I launched the Human Rights Up Front initiative as a way to bring the three pillars of the United Nations together, to ensure that human rights concerns are prioritized and to bring the Charter back to the forefront of the daily activities of the entire UN system.  Human Rights up Front is changing how the United Nations thinks and acts.  It is changing our operational practices to focus on prevention rather than reaction.  It is encouraging staff to act in a more principled and courageous way by speaking up, even when their message may not be welcomed by host Governments — or indeed, by all parts of the United Nations system.

But, above all, bringing human rights to the centre of our decision-making requires the full commitment of Member States, who have the power to change lives for the better.  Human rights are norms and standards against which institutions and Governments are measured.  But, they are not just abstract ideas or aspirations to be addressed once peace and development have been attained.  They call for extremely specific and concrete actions on the part of States and other authorities.

In our deeply connected world, all Member States have a shared best interest in promoting individual and collective human rights as a basis for global peace and prosperity.

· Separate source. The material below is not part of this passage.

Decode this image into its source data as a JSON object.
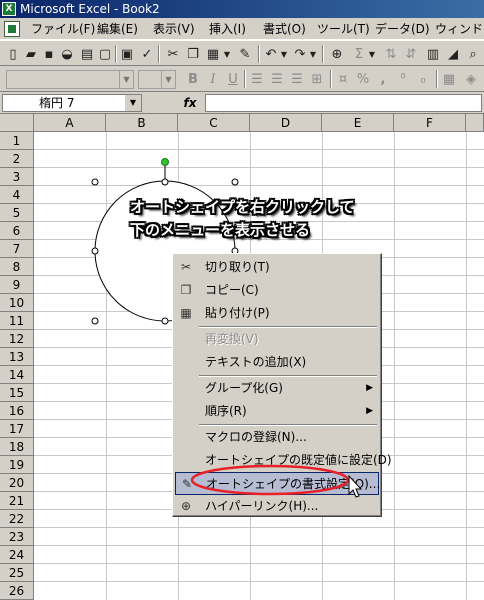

For example, the evidence in country after country over many years shows that repressive policies against violent extremism and terrorism make nobody safe.  When Governments undertake actions under the guise of counter-terrorism that disregard human rights, they reinforce feelings of exclusion and grievance, increase resentment and fuel extremism and terrorism around the world.

My Plan of Action to Prevent Violent Extremism makes clear that preventing extremism and promoting human rights go hand in hand.  Due process, respect for the rule of law and inclusive institutions must be paramount.  All Governments have a responsibility to their own people and to all of us to recognize this and choose their strategies accordingly.

Human rights offer States a clear path towards stability and prosperity.  They build confidence and loyalty, as well as thriving political and economic institutions.  They are an indispensable part of our quest for a safer and more stable world, with dignity for all.

The United Nations system as a whole, the Office of the High Commissioner for Human Rights and I, myself, are ready to accompany you and to deliver the very best that we can for the people we serve.  I thank you very much.

For information media. Not an official record.